Les modifications apportées aux conditions de travail tendent à abîmer le travail lui-même et entraînent d’une part, l’apparition de nouvelles formes de souffrance psychique : états confusionnels, isolement,… et d’autre part, l’augmentation de pathologies existantes : les troubles musculo-squelettiques, les pathologies de surcharge, les états de stress post-traumatiques…

Consentir à faire du sale boulot dégrade les conditions de travail, les solidarités, l’image de soi et produit une souffrance éthique, qui n’est tenable, pour un temps, qu’au prix de sa santé. La souffrance naît d’avoir accepté de faire ce qui nous a été demandé de faire alors qu’on le reprouve. La difficulté actuelle est de supporter la séparation travail et valeurs tant individuelles que collectives.

Valérie Tarrou

1)
http://www.la-croix.com/Associer-les-salaries-pour-stimuler-l-innovation/article/2419206/4079

samedi 13 mars 2010

La « fée du logis » ou le travail invisible

La patiente : « Mon mari gagne plus d’argent que moi, mais c’est normal, il fait plus d’heure de travail que moi. »
Le psy : « Si vous additionnez vos heures de travail à l’extérieur et vos heures de travail à la maison, combien d’heures pensez vous que vous travaillez par jour ? »
La patiente : « Mais à la maison, ce n’est pas du travail ! »
Le psy : « A quelle heure vous levez vous ? »
La patiente : « A 6h30… et je n’arrête pas jusqu’à 21 heures… La maison, les enfants, le travail, les enfants, la maison. Je n’ai jamais 10 secondes pour moi. »

Les tâches « discrètes » (1) historiquement dévolues à la femme dans la maison sont particulièrement difficiles à évaluer. Ce savoir-faire invisible n’est ni formalisé ni reconnu. Son invisibilité n’est pas due au seul déni de ceux qui en bénéficie, ce travail est perçu comme naturel. Naturel de savoir faire face aux contraintes du travail domestique, naturel de savoir prendre en charge les enfants, naturel de surajouter avec discrétion ces responsabilités à l’organisation de son travail et de son temps de femme.

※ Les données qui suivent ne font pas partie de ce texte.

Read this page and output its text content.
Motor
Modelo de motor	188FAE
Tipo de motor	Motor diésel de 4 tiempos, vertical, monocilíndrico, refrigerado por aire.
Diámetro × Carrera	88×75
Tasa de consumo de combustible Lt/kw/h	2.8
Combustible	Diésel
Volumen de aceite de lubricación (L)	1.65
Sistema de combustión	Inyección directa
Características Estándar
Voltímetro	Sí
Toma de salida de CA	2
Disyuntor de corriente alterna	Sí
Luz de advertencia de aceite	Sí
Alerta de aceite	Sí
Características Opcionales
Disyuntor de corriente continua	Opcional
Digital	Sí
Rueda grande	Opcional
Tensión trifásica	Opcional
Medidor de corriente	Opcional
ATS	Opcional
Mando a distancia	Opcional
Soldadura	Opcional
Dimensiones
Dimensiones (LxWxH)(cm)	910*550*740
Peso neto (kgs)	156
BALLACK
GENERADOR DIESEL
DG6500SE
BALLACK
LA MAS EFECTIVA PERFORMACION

Les tentatives de mise en visibilité de cette activité « qui ne laisse pas de traces » (1) trouvent l’explication de leur échec dans cette absence de tangibilité. Ne laissant pas de traces, elle ne produit pas d’objet en dehors de soi.

Pour penser l’exercice d’un travail relationnel (chez soi ou dans une activité rémunérée) il est pourtant nécessaire de le dénaturaliser et de le faire apparaître. Nécessaire pour se permettre de se retrouver, de donner un sens à sa vie qui réponde à ses propres aspirations et ne pas s’éteindre dans l’effacement de soi.

Le livre de Pascale Molinier, « L’Enigme de la femme active », est à mettre absolument entre les mains de toutes les femmes, mais également de tous les hommes. L’auteure, docteur en psychologie, analyse et enrichit cette réflexion sociale située au cœur de la vie privée comme de la vie professionnelle : compassion et égoïsme, tradition et féminisme, identité masculine et identité féminine, activité créatrice et vie de famille…

Apporter à ses enfants amour et soins, former un couple stable, et répondre à l’exigence de s’accomplir dans d’autres vies, que celle de mère et de compagne, avec le même sérieux, la même intensité, la même souffrance et le même bonheur. Cela se pense et se travaille.

Valérie Tarrou

1) Molinier, P. (2003). « L’Enigme de la femme active- Egoïsme, sexe et compassion ». Paris : Payot

dimanche 28 février 2010

Rouge, orange ou verte : des listes qui n'évaluent toujours pas le travail

Jeudi 18 février 2010 une carte tricolore (rouge, orange, vert) témoignait de la contagion de la passion évaluatrice des entreprises. Le ministère du Travail publiait sur son site la liste mesurant le degré d'engagement des entreprises dans des négociations pour prévenir le stress au travail.

Il s’agissait bien là d’une évaluation individuelle des résultats. Une démarche gestionnaire considérée par les organisations de travail comme allant-de-soi, légitime et source de motivation.

Comment penser, alors, le retrait de la consultation publique, le lendemain même, de la liste rouge (sociétés qui n'ont rien entrepris ou n'ont pas répondu au questionnaire soumis par le ministère) et de la liste orange (entreprises qui ont engagé une ou plusieurs réunions de négociations ou de discussions) ?

Un classement qui présentait les résultats d'une mesure dite phare du plan national d'urgence lancé début octobre par Xavier Darcos suite aux suicides de salariés de France Télécom.

Pourquoi avoir retiré ce bilan ? La circonspection aurait-elle été de mise ? Les entreprises auraient elles argué qu’il n’était donné ainsi à voir que le résultat de leur travail et non la qualité des efforts engagés ? Ni leur intensité ou leur contenu pour initier des négociations sur le stress avant le 1er février ?

Au-delà des conséquences directes que cette évaluation pouvait avoir sur leurs ventes ou leur image, les entreprises auraient-elles ressenti les effets pervers d’une évaluation qui ne tient pas compte du décalage existant entre le travail prescrit et la réalité concrète de la situation de travail ? Auraient-elles compris que le refus de la mise en visibilité du travail réel génère une souffrance psychique et érode l’envie de s’investir.

De ce point de vue, le retrait des listes stigmatisantes favorisera peut-être la mise au travail des entreprises sur la question de la prévention des risques d’atteinte à la santé mentale des salariés.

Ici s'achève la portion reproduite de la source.